Glycine betaine metabolism in the acetogenic bacterium Acetobacterium woodii.

The quarternary, trimethylated amine glycine betaine (GB) is widespread in nature but its fate under anoxic conditions remains elusive. It can be used by some acetogenic bacteria as carbon and energy source but the pathway of GB metabolism has not been elucidated. We have identified a gene cluster involved in GB metabolism and studied acetogenesis from GB in the model acetogen Acetobacterium woodii. GB is taken up by a secondary active, Na+ coupled transporter of the betaine-choline-carnitine (BCC) family. GB is demethylated to dimethylglycine, the end product of the reaction, by a methyltransferase system. Further conversion of the methyl group requires CO2 as well as Na+ indicating that GB metabolism involves the Wood-Ljungdahl pathway. These studies culminate in a model for the path of carbon and electrons during acetogenensis from GB and a model for the bioenergetics of acetogenesis from GB.

Methanol metabolism in the acetogenic bacterium Acetobacterium woodii.

Methanol derived from plant tissue is ubiquitous in anaerobic sediments and a good substrate for anaerobes growing on C1 compounds such as methanogens and acetogens. In contrast to methanogens little is known about the physiology, biochemistry and bioenergetics of methanol utilization in acetogenic bacteria. To fill this gap, we have used the model acetogen Acetobacterium woodii to study methanol metabolism using physiological and biochemical experiments paired with molecular studies and transcriptome analysis.
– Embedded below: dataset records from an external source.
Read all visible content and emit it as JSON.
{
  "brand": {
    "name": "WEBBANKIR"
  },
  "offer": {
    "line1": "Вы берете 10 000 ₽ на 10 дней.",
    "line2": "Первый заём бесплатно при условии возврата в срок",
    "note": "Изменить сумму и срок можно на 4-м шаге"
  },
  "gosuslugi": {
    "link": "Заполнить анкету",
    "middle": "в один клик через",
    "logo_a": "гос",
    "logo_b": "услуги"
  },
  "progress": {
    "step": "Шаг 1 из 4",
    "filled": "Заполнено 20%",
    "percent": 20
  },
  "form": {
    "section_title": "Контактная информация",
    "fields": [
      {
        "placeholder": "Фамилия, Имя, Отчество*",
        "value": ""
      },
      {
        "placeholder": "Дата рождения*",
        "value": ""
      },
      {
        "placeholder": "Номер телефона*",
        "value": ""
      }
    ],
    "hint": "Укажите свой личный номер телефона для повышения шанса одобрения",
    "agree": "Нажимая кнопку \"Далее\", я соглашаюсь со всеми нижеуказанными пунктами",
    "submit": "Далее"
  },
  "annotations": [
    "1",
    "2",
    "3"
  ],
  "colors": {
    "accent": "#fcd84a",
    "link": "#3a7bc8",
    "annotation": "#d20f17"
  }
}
These studies identified the genes and enzymes involved in acetogenesis from methanol and the redox carriers involved. We will present the first comprehensive model for carbon and electron flow from methanol in an acetogen and the bioenergetics of acetogenesis from methanol.

A novel route for ethanol oxidation in the acetogenic bacterium Acetobacterium woodii: the acetaldehyde/ethanol dehydrogenase pathway.
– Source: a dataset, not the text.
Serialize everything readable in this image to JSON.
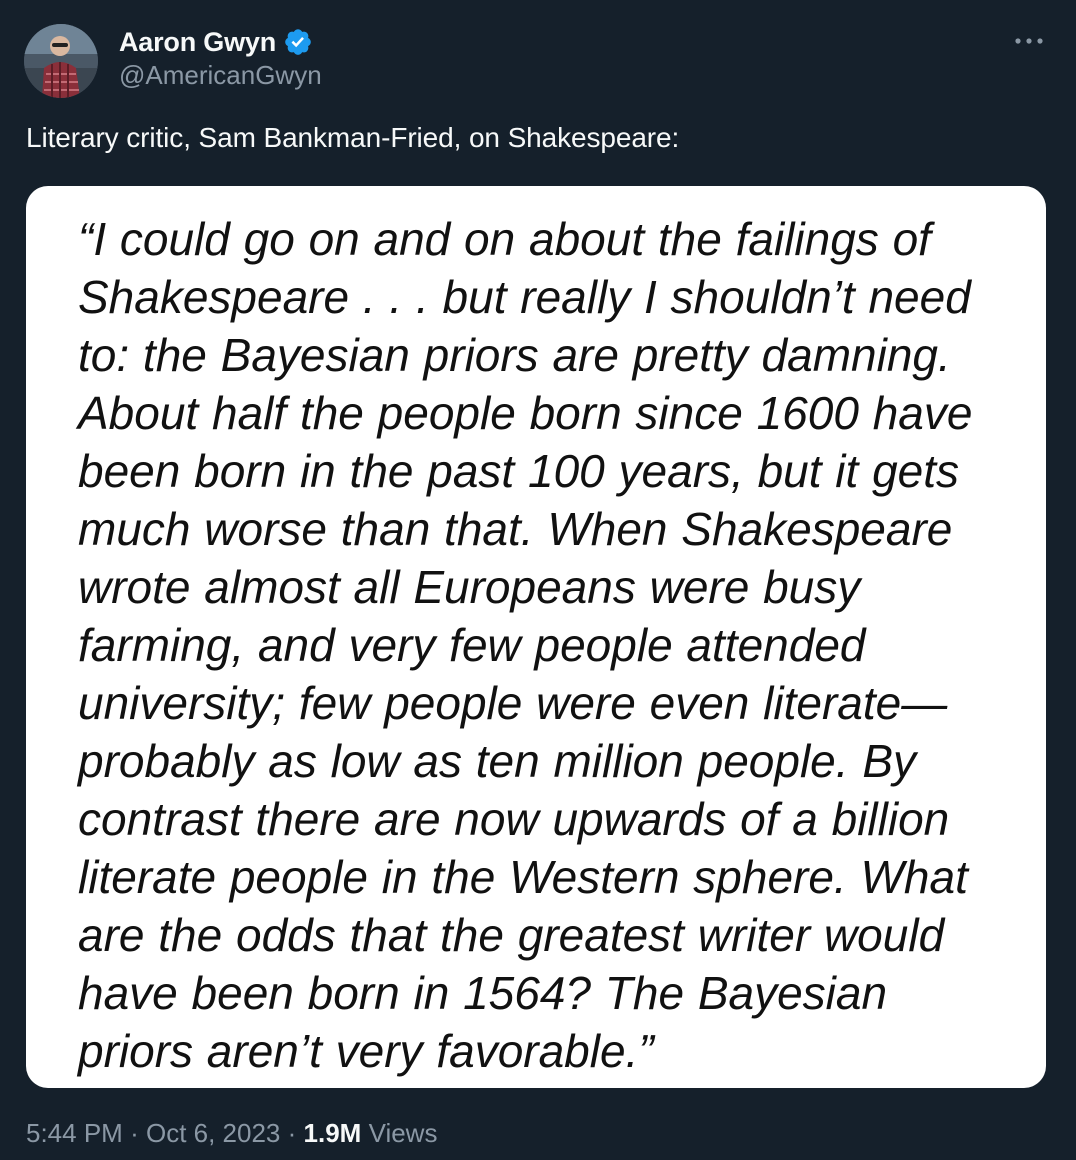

Ethanol is a common substrate for anaerobic microorganisms despite its high redox potential (E0' etha- nol/acetaldehyde = -190mV), which does not allow for NAD(+) reduction. How this thermodynamic barrier is overcome is largely unknown. The acetogenic bacterium Acetobacterium woodii can also grow on ethanol. The genome harbours 11 genes encoding putative alcohol dehydrogenases, but only one, adhE, was upregulated during growth on ethanol. The bifunctional acetaldehyde/ethanol dehydrogenase (AdhE) was purified from ethanol-grown cells. It catalysed the NAD(+) - and CoA-dependent oxidation of ethanol via acetaldehyde to acetyl-CoA. The enzyme was regulated by free coenzyme A: in the absence of coenzyme A, the Km value for ethanol was shifted from 3.4 to 40 mM. The alcohol dehydrogenase domain could also oxidize 1-propanol and 1-butanol; however, the aldehyde dehydrogenase domain was highly specific for acetaldehyde as substrate. Apparently, the bifunctional AdhE allows for NAD(+) reduction by lowering the concentration of acetaldehyde, which makes the first oxidation reaction thermodynamically feasible.